Gov. Rod Blagojevich's arrest raised questions about whether Illinois' sitting governor would wind up behind bars - and whether his predecessor would be more likely to stay there.
The corruption charges against Blagojevich could - and some say should - complicate the quest for clemency for former Gov. George Ryan.
"It should end it in a nanosecond," said Republican Congressman Mark Kirk. "We are the most corrupt state in the country, and we are currently being run by a criminal."
Harold J. Krent, dean of the IIT Chicago-Kent College of Law, said criminal law is designed in part as a deterrent. Commuting Ryan's 61/2-year corruption sentence after only 13 months, especially in light of the charges against Blagojevich, could suggest that "we don't take political corruption as seriously as we should," Krent said.

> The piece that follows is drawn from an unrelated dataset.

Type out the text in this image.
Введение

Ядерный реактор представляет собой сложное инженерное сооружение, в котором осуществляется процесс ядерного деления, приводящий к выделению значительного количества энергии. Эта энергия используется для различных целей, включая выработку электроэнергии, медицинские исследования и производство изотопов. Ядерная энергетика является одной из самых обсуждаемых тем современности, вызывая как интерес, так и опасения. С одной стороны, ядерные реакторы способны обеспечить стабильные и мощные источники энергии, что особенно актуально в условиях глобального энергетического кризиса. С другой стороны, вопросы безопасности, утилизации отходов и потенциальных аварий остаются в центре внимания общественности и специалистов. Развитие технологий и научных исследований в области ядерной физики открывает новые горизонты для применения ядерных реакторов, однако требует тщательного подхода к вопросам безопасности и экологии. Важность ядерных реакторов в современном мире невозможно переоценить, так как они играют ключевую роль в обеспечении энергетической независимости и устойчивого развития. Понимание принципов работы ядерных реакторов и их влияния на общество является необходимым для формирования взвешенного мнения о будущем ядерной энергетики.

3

"There's a risk if you grant clemency to George Ryan now it would be seen by some as minimizing the extent and depth of corruption that plagues state government," Krent said.
Attorneys for Ryan have sought clemency from President George Bush, a call echoed earlier this month by Sen. Dick Durbin. Blagojevich also supports clemency.
Attempts to get a statement from Durbin Tuesday regarding the Ryan case were unsuccessful. When asked if Blagojevich's arrest would have an impact on the Ryan clemency plea, Durbin spokesman Joe Shoemaker said, "I don't know."
U.S. Attorney Patrick Fitzgerald called the quest for clemency "a different matter" than the case against Blagojevich. While Fitzgerald said he would be willing to express his opinion privately on the issue should White House officials seek it, he declined to comment publicly.
"It's inappropriate for me ... to express a view," Fitzgerald said.
Ryan's chances for clemency weren't strong to start with, said P.S. Ruckman, an associate professor of political science at Rock Valley College in Rockford, who has researched and written extensively about the pardon process.
Blagojevich's arrest has made that even more unlikely, he said.
"This might knock it off the table," Ruckman said.
Ruckman said he had recently begun to think clemency for Ryan, a Republican, was possible as part of a possible scenario where Bush could commute Ryan's sentence at the same time he granted clemency for former Gov. Edwin Edwards of Louisiana, a Democrat who has already served six years for racketeering. Commuting both men's sentences could be seen as a "balancing act," Ruckman said.
That was before Tuesday's arrest.
"The news story today makes me think that the Ryan thing isn't going to happen," Ruckman said.